La giustizia va servita fredda ?

Sono passati trent’anni, un mese e qualche giorno da quando le truppe vietnamite entrarono a Phnom Penh, il 9 gennaio 1979, e posero fine a “quei 3 anni, 8 mesi, 20 giorni” iniziati nell’aprile 1975, quando in Cambogia si materializzò l’inferno terrestre dei khmer rossi.
Gli ultimi demoni di quel periodo saranno giudicati in un processo che inizia il 17 febbraio con le udienze preliminari della Extraordinary Chambers in the Courts of Cambodia (
ECCC). Sotto il dominio dei khmer rossi, in quella che divenne la Repubblica Democratica di Kampuchea, si stima siano morti un milione e mezzo di cambogiani su una popolazione di sette milioni. Molti furono torturati e uccisi. Molti di più morirono di fame, fatica e malattie nei campi di lavoro dove furono deportati come schiavi per realizzare l’utopia di purificazione comunista e del ritorno alle origini contadine sognata dal Saloth Sar, meglio conosciuto come Pol Pot. “I diritti individuali non furono sacrificati per il bene collettivo, ma furono aboliti in quanto tali. Ogni espressione dell’individualità umana fu condannata in sé e per sé. La coscienza individuale venne sistematicamente demolita” scrive lo storico Philip Short nel saggio Pol Pot.

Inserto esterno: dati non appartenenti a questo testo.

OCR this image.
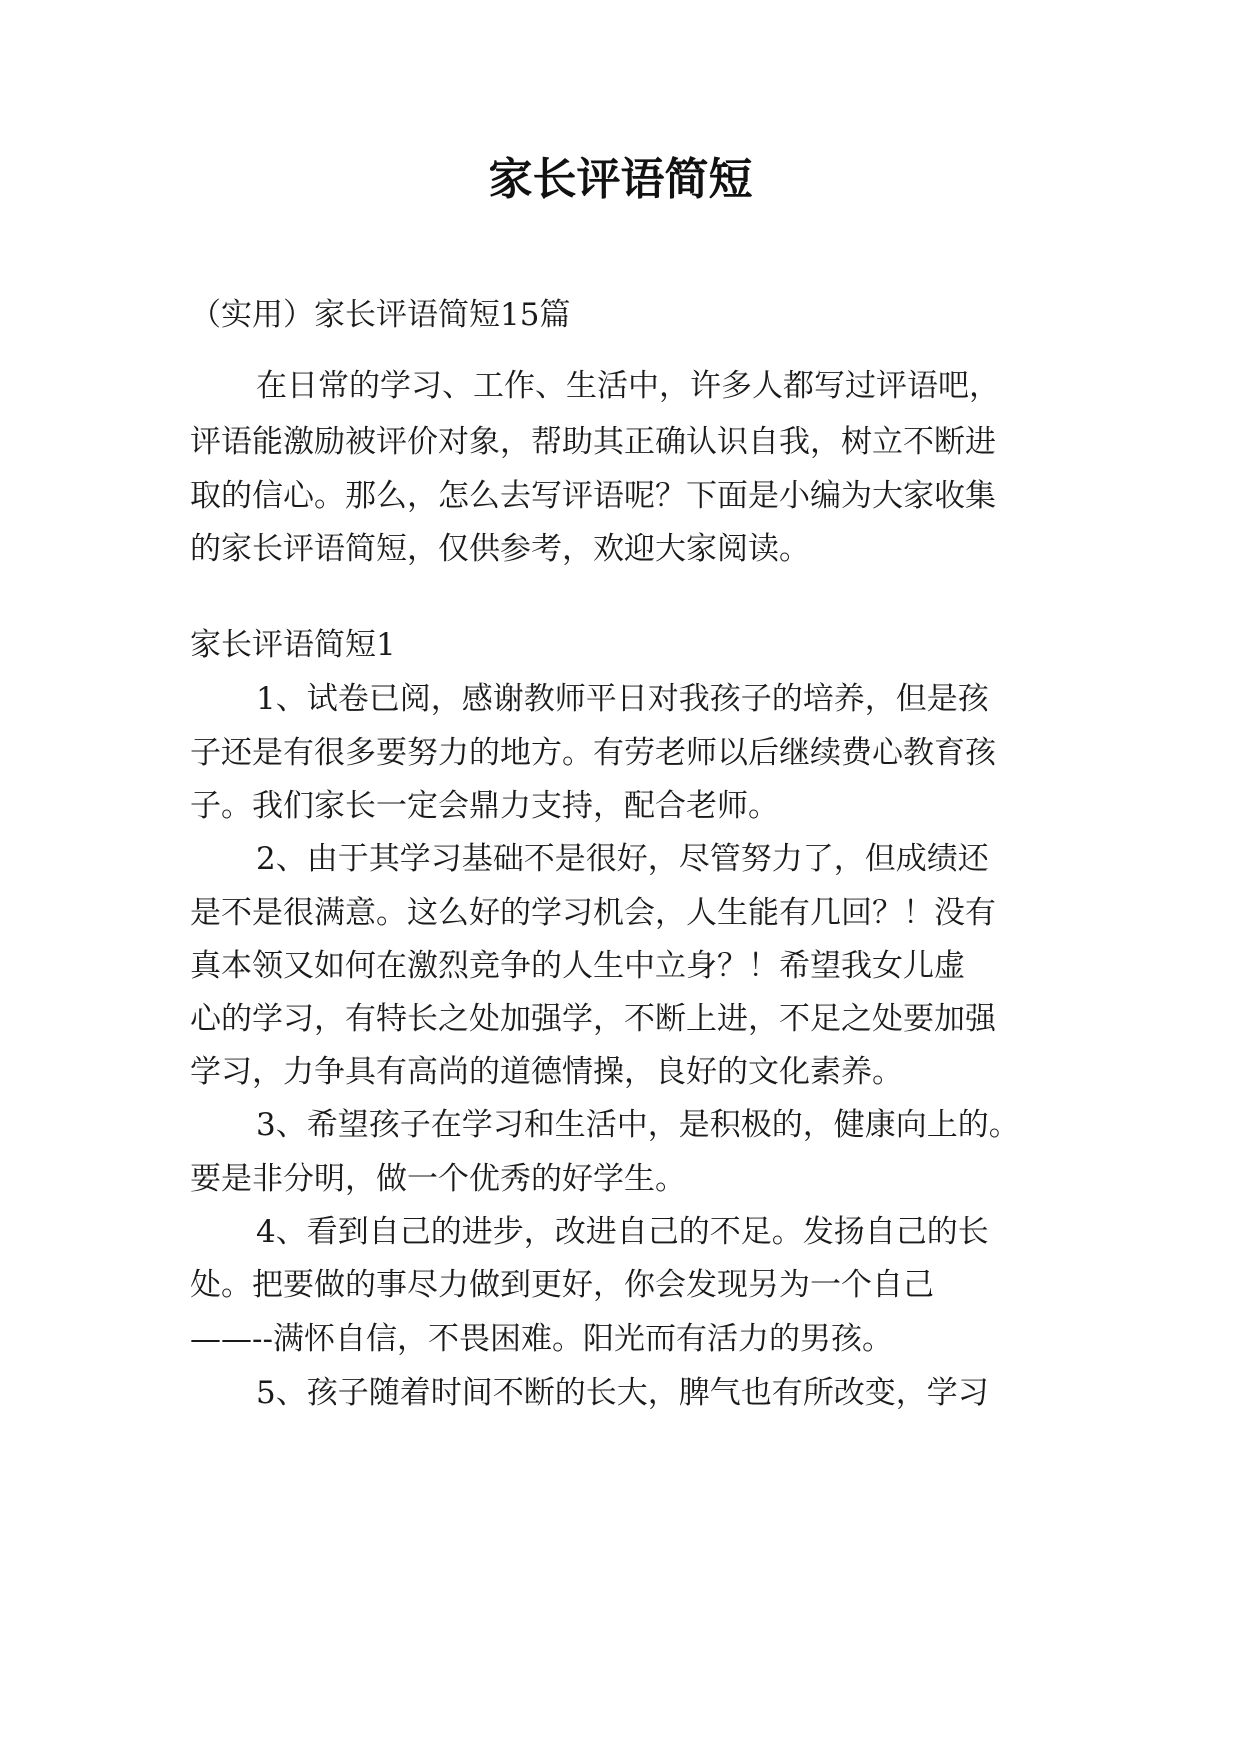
家长评语简短
（实用）家长评语简短15篇
在日常的学习、工作、生活中，许多人都写过评语吧，
评语能激励被评价对象，帮助其正确认识自我，树立不断进
取的信心。那么，怎么去写评语呢？下面是小编为大家收集
的家长评语简短，仅供参考，欢迎大家阅读。
家长评语简短1
1、试卷已阅，感谢教师平日对我孩子的培养，但是孩
子还是有很多要努力的地方。有劳老师以后继续费心教育孩
子。我们家长一定会鼎力支持，配合老师。
2、由于其学习基础不是很好，尽管努力了，但成绩还
是不是很满意。这么好的学习机会，人生能有几回？！没有
真本领又如何在激烈竞争的人生中立身？！希望我女儿虚
心的学习，有特长之处加强学，不断上进，不足之处要加强
学习，力争具有高尚的道德情操，良好的文化素养。
3、希望孩子在学习和生活中，是积极的，健康向上的。
要是非分明，做一个优秀的好学生。
4、看到自己的进步，改进自己的不足。发扬自己的长
处。把要做的事尽力做到更好，你会发现另为一个自己
——--满怀自信，不畏困难。阳光而有活力的男孩。
5、孩子随着时间不断的长大，脾气也有所改变，学习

Da allora la Cambogia ha vissuto altri vent’anni di guerra civile, ultima vittima della guerra fredda e della folle logica dei blocchi, per cui gli Stati Uniti sostenevano indirettamente gli ultimi khmer rossi, asserragliati nei loro santuari nel nord del paese in funzione anti-vietnamita. Per i troppi scheletri, reali e simbolici, disseminati nel paese come le mine, ci sono voluti altri dieci anni di battaglie politiche e finanziarie per arrivare al giudizio, che vede pochi e vecchi khmer rossi alla sbarra.
Il principale imputato è Kaing Guek Eav, alias Duch, ex resposabile del Tuol Sleng la scuola che divenne la prigione e il centro d’interrogatori dell’S21, il servizio di sicurezza dell’Angka, “l’organizzazione”. In un filmato girato dai vietnamiti 3 giorni dopo il loro arrivo si vedono ancora i cadaveri nelle sale di tortura.
Dobbiamo confrontarci con quegl’incubi anche o proprio perché sono passati trent’anni. E il tempo rende più forte la tentazione o la possibilità di negare.